1.1. Aux termes de l'art. 81 al. 1 let. a et b ch. 5 LTF, la partie plaignante qui a participé à la procédure de dernière instance cantonale est habilitée à recourir au Tribunal fédéral si la décision attaquée peut avoir des effets sur le jugement de ses prétentions civiles. Constituent de telles prétentions celles qui sont fondées sur le droit civil et doivent en conséquence être déduites ordinairement devant les tribunaux civils. Il s'agit principalement des prétentions en réparation du dommage et du tort moral au sens des art. 41 ss CO (ATF 141 IV 1 consid. 1.1 p. 4). En vertu de l'art. 42 al. 1 LTF, il incombe au recourant d'alléguer les faits qu'il considère comme propres à fonder sa qualité pour recourir. Lorsque le recours est dirigé contre une décision de non-entrée en matière ou de classement de l'action pénale, la partie plaignante n'a pas nécessairement déjà pris des conclusions civiles. Quand bien même la partie plaignante aurait déjà déclaré des conclusions civiles (cf. art. 119 al. 2 let. b CPP), il n'en reste pas moins que le ministère public qui refuse d'entrer en matière ou prononce un classement n'a pas à statuer sur l'aspect civil (cf. art. 320 al. 3 CPP). Dans tous les cas, il incombe par conséquent à la partie plaignante d'expliquer dans son mémoire au Tribunal fédéral quelles prétentions civiles elle entend faire valoir contre l'intimé.
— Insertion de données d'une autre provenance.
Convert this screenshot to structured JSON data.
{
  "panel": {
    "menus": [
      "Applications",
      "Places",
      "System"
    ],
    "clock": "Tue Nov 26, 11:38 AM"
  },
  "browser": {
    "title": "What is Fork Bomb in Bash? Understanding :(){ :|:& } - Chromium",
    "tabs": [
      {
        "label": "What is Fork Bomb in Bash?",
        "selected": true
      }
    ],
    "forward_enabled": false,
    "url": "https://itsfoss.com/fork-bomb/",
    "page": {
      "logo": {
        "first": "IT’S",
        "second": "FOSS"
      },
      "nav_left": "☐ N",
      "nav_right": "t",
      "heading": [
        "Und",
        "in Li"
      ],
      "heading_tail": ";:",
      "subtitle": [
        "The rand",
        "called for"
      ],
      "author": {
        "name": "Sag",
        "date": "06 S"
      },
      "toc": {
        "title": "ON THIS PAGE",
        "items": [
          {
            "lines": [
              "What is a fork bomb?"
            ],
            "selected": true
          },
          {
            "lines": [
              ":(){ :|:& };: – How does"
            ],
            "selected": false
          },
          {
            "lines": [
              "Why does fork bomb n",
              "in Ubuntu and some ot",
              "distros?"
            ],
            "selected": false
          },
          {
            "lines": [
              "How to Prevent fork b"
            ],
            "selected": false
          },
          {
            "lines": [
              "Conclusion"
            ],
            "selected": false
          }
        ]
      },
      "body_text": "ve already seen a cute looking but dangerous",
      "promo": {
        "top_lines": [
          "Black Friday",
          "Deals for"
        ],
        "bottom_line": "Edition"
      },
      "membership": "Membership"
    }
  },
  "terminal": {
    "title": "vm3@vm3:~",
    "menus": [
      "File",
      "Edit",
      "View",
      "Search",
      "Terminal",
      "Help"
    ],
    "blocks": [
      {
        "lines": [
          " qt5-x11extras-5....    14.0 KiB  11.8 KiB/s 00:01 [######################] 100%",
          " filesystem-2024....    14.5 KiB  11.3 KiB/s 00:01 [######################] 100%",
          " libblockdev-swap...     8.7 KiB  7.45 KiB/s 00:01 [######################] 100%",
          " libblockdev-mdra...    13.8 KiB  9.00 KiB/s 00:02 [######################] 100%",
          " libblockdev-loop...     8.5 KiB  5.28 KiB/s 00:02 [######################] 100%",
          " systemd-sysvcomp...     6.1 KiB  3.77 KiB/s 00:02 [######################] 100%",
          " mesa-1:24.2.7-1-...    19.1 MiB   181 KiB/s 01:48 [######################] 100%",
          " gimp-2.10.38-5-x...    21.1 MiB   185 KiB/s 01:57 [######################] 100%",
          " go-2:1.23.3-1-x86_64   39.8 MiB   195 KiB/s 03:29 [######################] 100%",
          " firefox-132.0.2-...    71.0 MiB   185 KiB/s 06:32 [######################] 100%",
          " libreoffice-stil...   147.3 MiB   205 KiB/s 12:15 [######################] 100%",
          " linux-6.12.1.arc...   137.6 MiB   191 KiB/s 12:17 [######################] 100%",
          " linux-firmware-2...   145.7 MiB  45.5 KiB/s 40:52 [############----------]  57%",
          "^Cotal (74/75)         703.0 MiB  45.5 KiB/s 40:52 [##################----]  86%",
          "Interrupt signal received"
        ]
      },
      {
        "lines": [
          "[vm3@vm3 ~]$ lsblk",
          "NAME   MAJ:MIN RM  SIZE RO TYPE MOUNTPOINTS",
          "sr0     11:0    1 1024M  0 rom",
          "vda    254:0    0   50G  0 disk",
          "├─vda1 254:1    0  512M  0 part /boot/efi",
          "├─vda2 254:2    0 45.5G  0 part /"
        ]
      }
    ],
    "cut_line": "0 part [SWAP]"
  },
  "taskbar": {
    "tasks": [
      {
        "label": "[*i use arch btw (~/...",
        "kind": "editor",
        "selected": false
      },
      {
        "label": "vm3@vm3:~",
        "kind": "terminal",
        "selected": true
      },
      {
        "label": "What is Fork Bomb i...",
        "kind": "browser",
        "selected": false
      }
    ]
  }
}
Comme il n'appartient pas à la partie plaignante de se substituer au ministère public ou d'assouvir une soif de vengeance, la jurisprudence entend se montrer restrictive et stricte, de sorte que le Tribunal fédéral n'entre en matière que s'il ressort de façon suffisamment précise de la motivation du recours que les conditions précitées sont réalisées, à moins que l'on puisse le déduire directement et sans ambiguïté compte tenu notamment de la nature de l'infraction alléguée (ATF 141 IV 1 consid. 1.1 p. 4 et les références citées).  
 
1.2. En l'espèce, le recourant, qui a pris part à la procédure cantonale, soutient que l'édifice de mensonges échafaudé par Y.________ et Z.________ l'a conduit à acquérir pour un prix de 3'584'520 fr. des diamants qui valaient en réalité 670'000 francs. Dès lors que le préjudice allégué paraît découler des infractions dénoncées, le recourant dispose de la qualité pour recourir. Vu le sort du recours, il n'y a pas lieu d'examiner plus avant l'incidence de l'accord transactionnel sur les prétentions civiles.  
 
 
2.   
Le recourant fait grief à la cour cantonale d'avoir considéré que le principe  ne bis in idem (art. 11 al. 1 CPP) s'opposait à l'ouverture d'une procédure préliminaire ensuite de sa plainte du 27 septembre 2017.  
 
2.1.  
 
2.1.1. Selon le principe  ne bis in idem, qui est un corollaire de l'autorité de chose jugée, nul ne peut être poursuivi ou puni pénalement par les juridictions du même Etat en raison d'une infraction pour laquelle il a déjà été acquitté ou condamné par un jugement définitif conformément à la loi et à la procédure pénale de cet Etat. Ce droit est consacré à l'art. 11 al. 1 CPP et découle en outre implicitement de la Constitution fédérale. Il est par ailleurs garanti par l'art. 4 al. 1 du Protocole n° 7 à la CEDH (RS 0.101.07) et par l'art. 14 al. 7 du Pacte-ONU II (RS 0.103.2; ATF 144 IV 362 consid. 1.3.2 p. 366; 137 I 363 consid 2.1 p. 365; arrêt 6B_157/2019 du 11 mars 2019 consid. 2). L'autorité de chose jugée et le principe  ne bis in idem requièrent qu'il y ait identité de la personne visée et des faits retenus, soit que les deux procédures ont pour origine des faits identiques ou des faits qui sont en substance les mêmes. La qualification juridique des faits ne constitue pas un critère pertinent (ATF 144 IV précité consid. 1.3.2 p. 366; 137 I précité consid. 2.2 p. 366; 125 II 402 consid. 1b p. 404; arrêts 6B_279/2018 du 27 juillet 2018 consid. 1.1; 6B_1053/2017 du 17 mai 2018 consid. 4.1). L'interdiction de la double poursuite constitue un empêchement de procéder, dont il doit être tenu compte à chaque stade de la procédure (ATF 144 IV précité consid. 1.3.2 p. 366).  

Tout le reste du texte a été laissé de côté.